自分でこの世から退場する事を諦めた彼は、男と契約を締結します。
まあこういう事はプロに任せておけば間違いありませんからね。
代金の入金が確認され次第、一週間以内に仕事が遂行されるそうで、いつどのタイミングでという事は明かされないルール。
それにしても、自分で退場を望む人にセールスをかける暗殺者って・・・。
今は時代が変わって、そういう事にも手を出さないとやっていけないのでしょうかね。
話によると色々とオプションがあるみたいでカタログを見せられていたけど、ウィリアムは貯金が少ないので2,000ポンドで契約。
日本円にして約35万くらいでしょうか。
(2023/11 時点のレート)
本当は道路に飛び出した子供が車に轢かれそうになったところを助けて、身代わりになってカッコよく退場したかったのだけど予算の関係で断念。
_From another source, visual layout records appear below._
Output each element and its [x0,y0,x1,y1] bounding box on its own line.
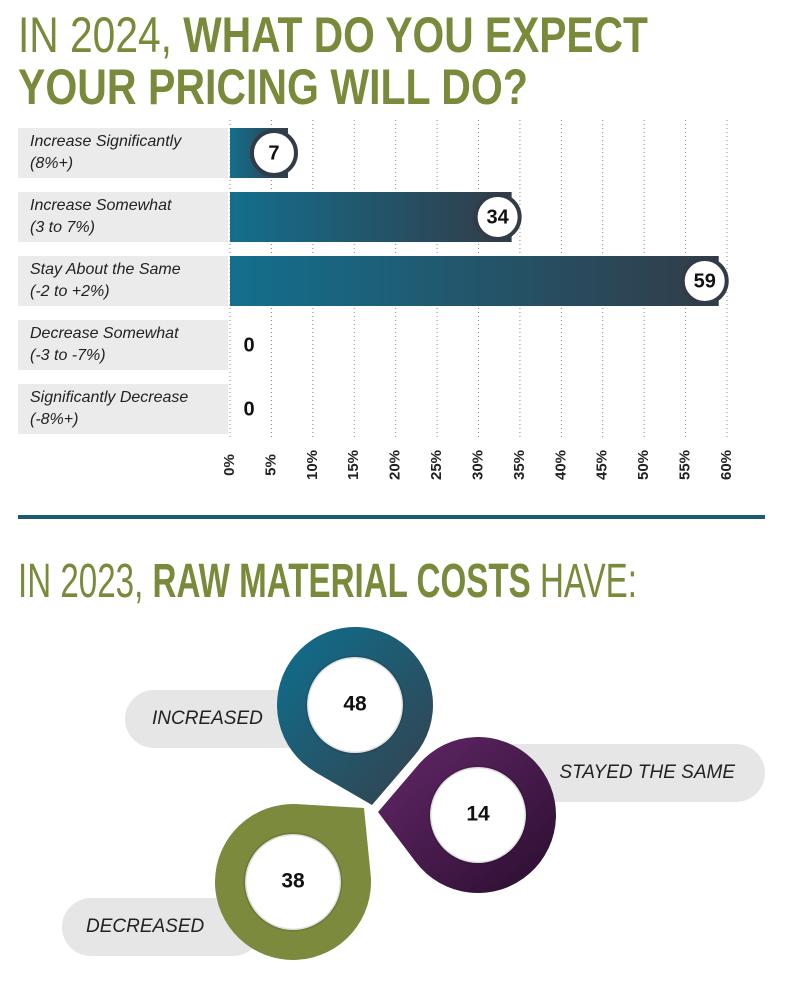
chart-title: IN 2024, WHAT DO YOU EXPECT [18,7,648,63]
pin-center [305,655,405,755]
bar [230,192,512,242]
title-part: WHAT DO YOU EXPECT [183,7,648,63]
label-pill [480,744,765,802]
x-tick-label: 20% [387,450,404,480]
category-label: Increase Somewhat (3 to 7%) [18,192,228,242]
x-tick-label: 40% [552,450,569,480]
chart-title: YOUR PRICING WILL DO? [18,59,528,115]
value-label: 48 [343,693,367,716]
value-label: 7 [268,142,279,164]
category-label: DECREASED [86,916,205,937]
x-tick-label: 50% [635,450,652,480]
category-label: Significantly Decrease (-8%+) [18,384,228,434]
value-label: 0 [243,398,254,420]
category-label: Decrease Somewhat (-3 to -7%) [18,320,228,370]
category-label: Stay About the Same (-2 to +2%) [18,256,228,306]
value-badge [473,193,522,241]
x-tick-label: 60% [718,450,735,480]
x-tick-label: 15% [345,450,362,480]
title-part: IN 2024, [18,7,172,63]
title-part: YOUR PRICING WILL DO? [18,59,528,115]
category-label: STAYED THE SAME [559,762,735,783]
x-tick-label: 45% [594,450,611,480]
category-label: INCREASED [152,708,263,729]
x-tick-label: 35% [511,450,528,480]
value-badge [680,257,729,305]
x-tick-label: 30% [469,450,486,480]
x-tick-label: 25% [428,450,445,480]
value-label: 14 [466,803,490,826]
value-label: 59 [694,270,716,292]
bar [230,256,719,306]
title-part: RAW MATERIAL COSTS [153,554,531,608]
category-label: Increase Significantly (8%+) [18,128,228,178]
x-tick-label: 10% [304,450,321,480]
title-part: IN 2023, [18,554,143,608]
x-tick-label: 5% [262,454,279,476]
x-tick-label: 55% [677,450,694,480]
value-badge [249,129,298,177]
value-label: 34 [487,206,510,228]
title-part: HAVE: [540,554,637,608]
value-label: 0 [243,334,254,356]
value-label: 38 [281,870,305,893]
chart-title: IN 2023, RAW MATERIAL COSTS HAVE: [18,554,637,608]
pin-center [243,832,343,932]
label-pill [62,898,262,956]
pin-center [428,765,528,865]
x-tick-label: 0% [221,454,238,476]
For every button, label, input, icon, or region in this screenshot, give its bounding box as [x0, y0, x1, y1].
実際に契約したプランは、ある日突然狙撃されるというシンプルなもの。
退場するにも予算が厳しい場合は希望に沿った方法が選べないなんて、世知辛い世の中ですね。
男は英国暗殺者組合の会員
まさか英国暗殺者組合なんて組織があろうとは。
こういう仕事って裏の世界で正体も分からない人たちが暗躍するイメージだけど、どうやらこの組合は事務局があって銃などの仕事道具の貸し出しもやっている。
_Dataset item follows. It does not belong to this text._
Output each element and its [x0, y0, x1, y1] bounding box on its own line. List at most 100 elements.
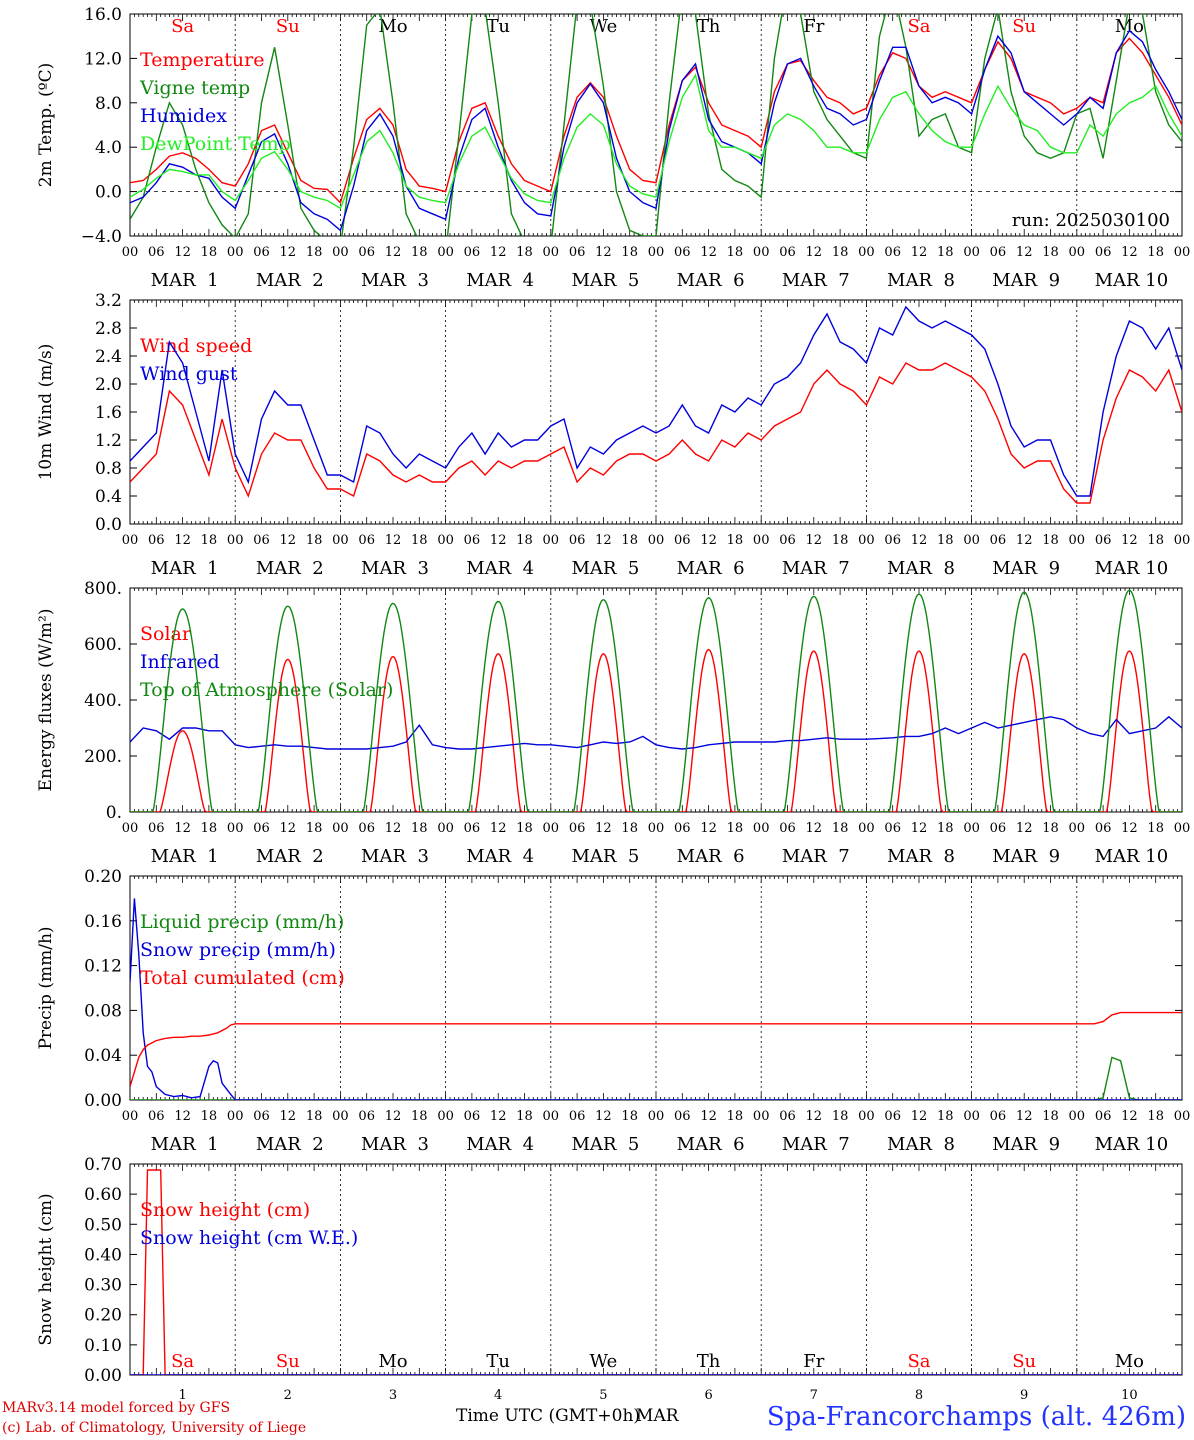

そして所属している会員にはノルマがあるみたいで、ウィリアムに声をかけた男レスリー・オニールはあと一人で今期のノルマを達成という状況。
一カ月単位なのか、もう少し長期で区切られているのか不明だけど、定期的に一定のノルマをこなさないといけない営業マンのような世界らしい。
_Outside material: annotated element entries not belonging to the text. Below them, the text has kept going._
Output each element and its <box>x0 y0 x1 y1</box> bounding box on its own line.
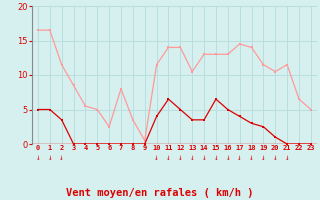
Text: ↓: ↓ <box>285 153 290 162</box>
Text: ↓: ↓ <box>166 153 171 162</box>
Text: ↓: ↓ <box>154 153 159 162</box>
Text: ↓: ↓ <box>202 153 206 162</box>
Text: ↓: ↓ <box>273 153 277 162</box>
Text: ↓: ↓ <box>36 153 40 162</box>
Text: ↓: ↓ <box>178 153 183 162</box>
Text: ↓: ↓ <box>237 153 242 162</box>
Text: Vent moyen/en rafales ( km/h ): Vent moyen/en rafales ( km/h ) <box>66 188 254 198</box>
Text: ↓: ↓ <box>59 153 64 162</box>
Text: ↓: ↓ <box>47 153 52 162</box>
Text: ↓: ↓ <box>249 153 254 162</box>
Text: ↓: ↓ <box>214 153 218 162</box>
Text: ↓: ↓ <box>190 153 195 162</box>
Text: ↓: ↓ <box>226 153 230 162</box>
Text: ↓: ↓ <box>261 153 266 162</box>
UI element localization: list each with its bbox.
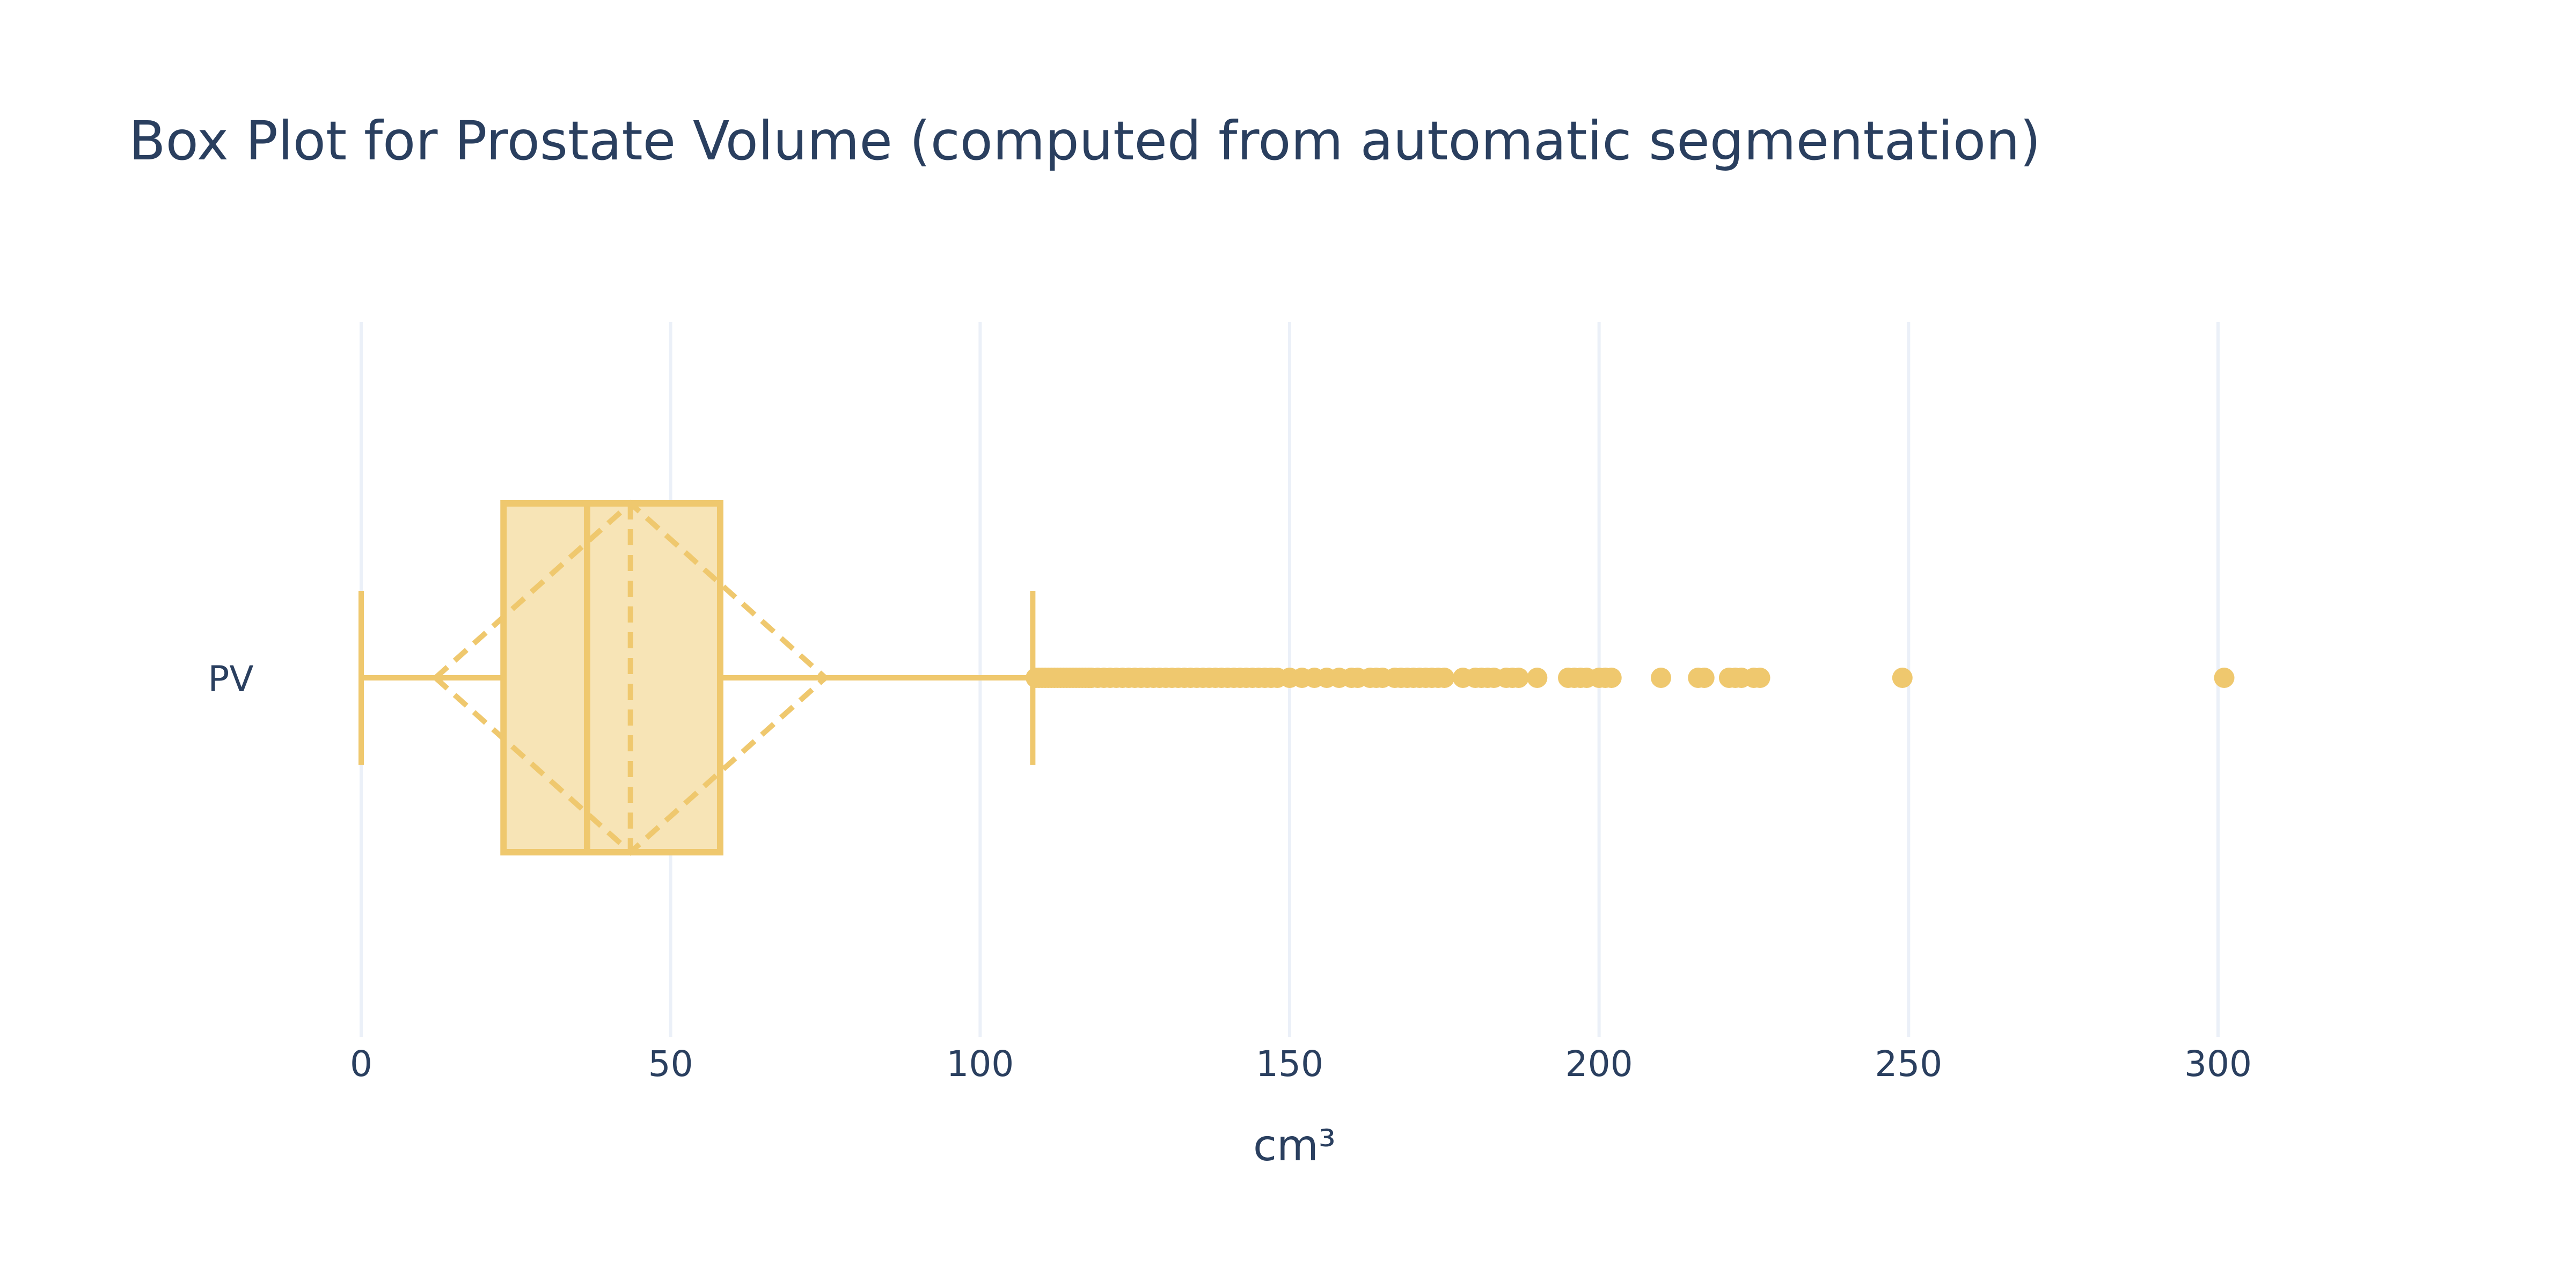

オニールはたぶん60代くらいなので引退して余生を過ごせば良い年齢だけど、本人が仕事が好きで辞めたくない様子。
この男は新聞に載るような華麗な仕事をこなしてきた過去を持つけど、現在はノルマをこなすのが精いっぱいの窓際営業マンのような立場。
オニールの妻は夫が仕事を引退したら世界一周旅行を楽しみたいのだけど、本人がまだ意欲満々なのでその意思を尊重する献身的な女性。
いやその前に奥さん、アンタ旦那さんがどういう仕事をしているか知った上で世界一周旅行なんて言っているみたいだけど、暗殺で稼いだ金で遊びに行く気かい!
なかなかの強者やな。
もしかするとイギリスには有名なスパイ組織があるから、オニールのような仕事も日本人が持つイメージとは少し違って、数ある仕事のうちの一つとして捉えているのかも知れない。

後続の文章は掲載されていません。